UK Now Reports Myocarditis stratified by Age & Sex After Vaccine Or Sars-cov-2

At the end of the day when it comes to examining this, it’s truly hard to say with certainty what’s going on. But it’s not hard to say that something is indeed going on.

In November 2021 Taiwan joined Iceland, Sweden, Finland and Denmark in halting the 2nd dose of a COVID vaccine for children under the age of 17 due to myocarditis concerns. In Iceland, Sweden, Finland and Denmark they stopped the 2nd dose for anyone under the age of 30.

Risk of a myocarditis vaccine injury is also why Norway is not recommending vaccines for healthy children. They are however still available for parents who wish to have their kids vaccinated.

On Nov. 8, 2021, an abstract appeared in the Journal Circulation of the American Heart Association (AMA) showing that COVID vaccines “dramatically” increase heart inflammation in the people that were studied. It also led to a substantial increase in the risk of heart complications, like myocarditis and heart attacks.

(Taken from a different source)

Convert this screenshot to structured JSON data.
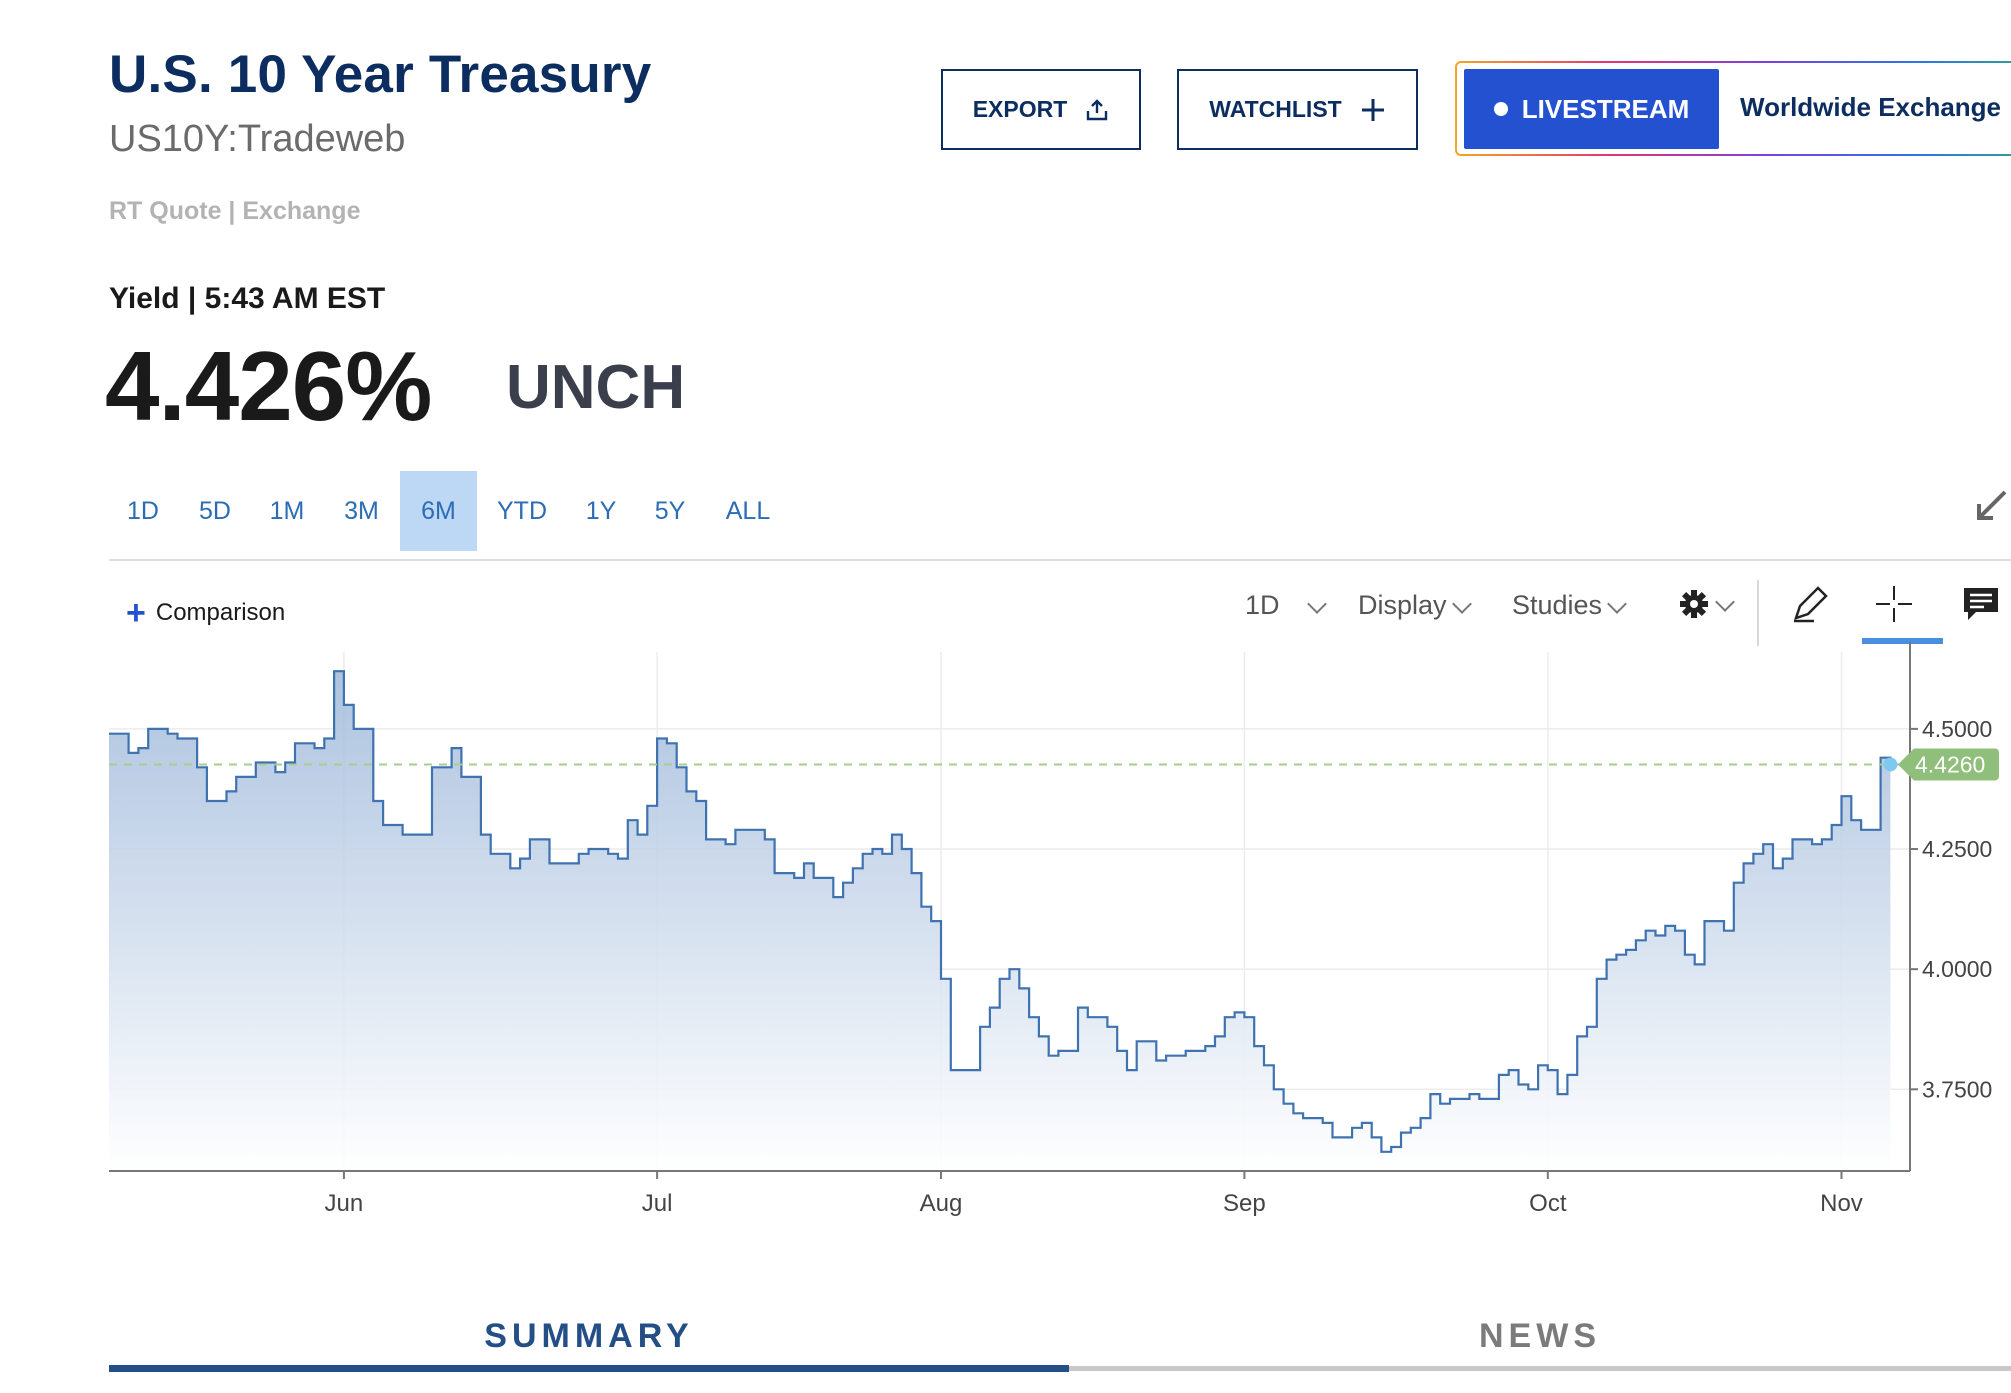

Cardiologist and NHS consultant Dr. Aseem Malhotra appeared on GBN explaining the findings, and while he was doing so he mentioned another study conducted by a well known cardiologist, who wished to remain anonymous, that found the same thing. That particular researcher was afraid to publish the results in fear of a loss of funding from big pharma.

Approximately 50 percent of vaccine injuries reported to VAERS in the last 30 years are all from COVID vaccines. The death of a 15 year old boy who died six days after receiving his first dose of Pfizer product is one of many examples.

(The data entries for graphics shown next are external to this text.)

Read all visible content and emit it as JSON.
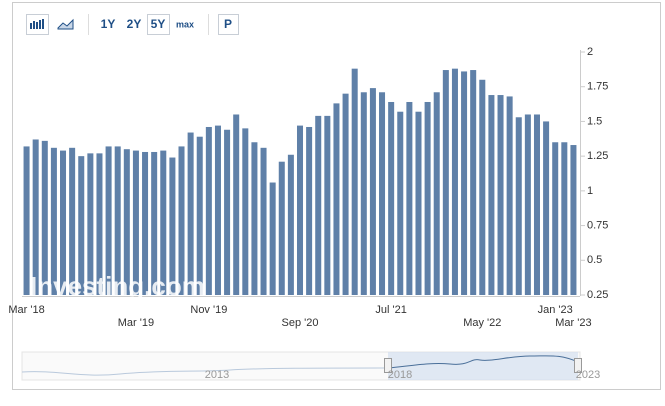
{
  "chart_data": {
    "type": "bar",
    "range_buttons": [
      "1Y",
      "2Y",
      "5Y",
      "max",
      "P"
    ],
    "watermark": "Investing.com",
    "navigator_labels": [
      "2013",
      "2018",
      "2023"
    ],
    "categories": [
      "Mar '18",
      null,
      null,
      null,
      null,
      null,
      null,
      null,
      null,
      null,
      null,
      null,
      "Mar '19",
      null,
      null,
      null,
      null,
      null,
      null,
      null,
      "Nov '19",
      null,
      null,
      null,
      null,
      null,
      null,
      null,
      null,
      null,
      "Sep '20",
      null,
      null,
      null,
      null,
      null,
      null,
      null,
      null,
      null,
      "Jul '21",
      null,
      null,
      null,
      null,
      null,
      null,
      null,
      null,
      null,
      "May '22",
      null,
      null,
      null,
      null,
      null,
      null,
      null,
      "Jan '23",
      null,
      "Mar '23"
    ],
    "values": [
      1.32,
      1.37,
      1.36,
      1.31,
      1.29,
      1.31,
      1.25,
      1.27,
      1.27,
      1.32,
      1.32,
      1.3,
      1.29,
      1.28,
      1.28,
      1.29,
      1.24,
      1.32,
      1.42,
      1.39,
      1.46,
      1.47,
      1.44,
      1.55,
      1.45,
      1.35,
      1.31,
      1.06,
      1.21,
      1.26,
      1.47,
      1.46,
      1.54,
      1.54,
      1.63,
      1.7,
      1.88,
      1.71,
      1.74,
      1.71,
      1.64,
      1.57,
      1.64,
      1.57,
      1.64,
      1.71,
      1.87,
      1.88,
      1.86,
      1.87,
      1.8,
      1.69,
      1.69,
      1.68,
      1.53,
      1.55,
      1.55,
      1.5,
      1.35,
      1.35,
      1.33
    ],
    "color": "#5f80a8",
    "ylim": [
      0.25,
      2
    ],
    "yticks": [
      0.25,
      0.5,
      0.75,
      1,
      1.25,
      1.5,
      1.75,
      2
    ],
    "grid": false
  }
}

The VAERS report (I.D. 1764974) states that the previously healthy teen ‘was in his usual state of good health. Five days after the vaccine, he complained of shoulder pain. He was playing with two friends at a community pond, swinging from a rope swing, flipping in the air, and landing in the water feet first. He surfaced, laughed, told his friends “Wow, that hurt!” then swam towards the shore, underwater as was his usual routine. The friends became worried when he did not reemerge.

His body was retrieved by local authorities more than an hour later.’ The autopsy revealed ‘small foci of myocardial inflammation’, an adverse effect of these COVID products commonly found among children and youth, particularly young men.

Here in Ontario, Canada, mainstream media news headlines have been full recently about doctors spreading “misinformation” about COVID vaccines and myocarditis. For example, Global News Canada recently stated that that their investigation has revealed “that a number of doctors — mostly located in B.C. and Ontario — are sharing unverified information on blood clots and myocarditis side effects.”

But they did not go into detail and address the actual concerns these doctors are sharing, and why. Furthermore, In Canada at least, it’s not a small amount of academics, Canada has a group of more than 500 academics. Their list of representatives include PhDs in Immunogenetics, Immunology, Molecular Virology, Viral Immunology, Pharmacology, Biomedical Research, Biochemistry, Bioanalytics, practicing family doctors, MDs and they are all creating awareness about these issues.

Despite this they are heavily censored, ridiculed and ignored while the opinions of a small group of government affiliated scientists get to share whatever they please via mainstream media, which makes it instantaneously viral and influences public perception in an improper way.

This has been typical of mainstream media during this pandemic. They do not properly address the concerns, science and data these academics are sharing but instead use terms like “anti-vax conspiracy theories” along with other forms of ridicule.

This is why independent media is so important. It shares a side of the coin that is never presented to the public, no matter how important and relevant it is.